= Richard Sutton (lawyer) =

English lawyer, co-founder of Brasenose College, Oxford

Sir Richard Sutton (c. 1460-1524) was an English lawyer. He was founder, with William Smyth, bishop of Lincoln, of Brasenose College, Oxford, and the first lay founder of any college.

He was born in Sutton, Cheshire, the younger son of Sir William Sutton, a wealthy landowner and master of the hospital at Burton Lazars, Leicestershire. He was a barrister, and in 1499 a member of the privy council. In 1513 he became steward of the monastery of Sion, a house of Brigittine nuns at Isleworth.
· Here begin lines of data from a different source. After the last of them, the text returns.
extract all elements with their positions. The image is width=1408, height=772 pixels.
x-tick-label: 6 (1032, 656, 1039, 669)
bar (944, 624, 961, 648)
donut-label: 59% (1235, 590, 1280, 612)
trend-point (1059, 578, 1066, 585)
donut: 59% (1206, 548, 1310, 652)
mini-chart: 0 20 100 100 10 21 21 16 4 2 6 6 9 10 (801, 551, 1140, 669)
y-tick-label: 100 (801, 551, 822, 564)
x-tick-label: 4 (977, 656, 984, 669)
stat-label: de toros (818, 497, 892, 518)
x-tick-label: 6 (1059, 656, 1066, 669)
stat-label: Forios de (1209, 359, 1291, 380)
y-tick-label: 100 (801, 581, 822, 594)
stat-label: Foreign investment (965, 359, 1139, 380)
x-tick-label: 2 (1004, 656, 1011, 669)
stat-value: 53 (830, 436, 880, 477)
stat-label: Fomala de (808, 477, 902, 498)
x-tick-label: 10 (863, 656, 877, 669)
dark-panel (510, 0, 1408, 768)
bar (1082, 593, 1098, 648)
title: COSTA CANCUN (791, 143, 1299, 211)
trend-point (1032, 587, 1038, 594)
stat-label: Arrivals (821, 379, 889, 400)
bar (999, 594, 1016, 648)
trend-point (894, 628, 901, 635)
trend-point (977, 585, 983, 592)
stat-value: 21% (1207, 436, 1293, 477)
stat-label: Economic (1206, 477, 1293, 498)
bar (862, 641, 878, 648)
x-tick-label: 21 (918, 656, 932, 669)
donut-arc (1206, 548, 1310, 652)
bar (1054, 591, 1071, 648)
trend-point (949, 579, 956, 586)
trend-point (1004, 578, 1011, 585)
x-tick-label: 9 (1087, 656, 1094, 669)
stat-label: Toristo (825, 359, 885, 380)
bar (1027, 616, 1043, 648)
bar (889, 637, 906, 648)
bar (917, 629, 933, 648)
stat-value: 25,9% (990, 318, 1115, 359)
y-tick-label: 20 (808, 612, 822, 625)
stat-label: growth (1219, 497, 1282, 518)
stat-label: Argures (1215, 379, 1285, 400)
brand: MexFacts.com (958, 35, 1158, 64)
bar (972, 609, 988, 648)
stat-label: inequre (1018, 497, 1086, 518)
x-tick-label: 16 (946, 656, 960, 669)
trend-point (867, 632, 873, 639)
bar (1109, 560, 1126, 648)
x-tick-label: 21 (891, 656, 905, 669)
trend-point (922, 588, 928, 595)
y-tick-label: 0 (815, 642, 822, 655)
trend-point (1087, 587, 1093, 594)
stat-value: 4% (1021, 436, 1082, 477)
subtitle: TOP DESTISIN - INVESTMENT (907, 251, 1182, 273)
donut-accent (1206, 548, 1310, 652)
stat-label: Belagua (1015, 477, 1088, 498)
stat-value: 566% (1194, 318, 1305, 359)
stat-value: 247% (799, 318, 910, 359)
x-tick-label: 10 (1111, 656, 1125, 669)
How Smyth and Sutton came to plan a college is not known, but in 1508 we find Edmund Croston, or Crofton, bequeathing £6, 13s. 4d. towards the building of "a college of Brasynnose" if the projects of "the bishop of Lincoln and master Sotton" were carried into effect within a stipulated period. In the same year Sutton obtained a ninety-two year lease of Brasenose Hall and Little University Hall for £3 per annum, and from that time until the end of his life was occupied in purchasing estates with which he might endow the new college.

He is thought to have contributed to the funds of Corpus Christi College, Oxford, as well. He was knighted some years before his death, which occurred about 1524.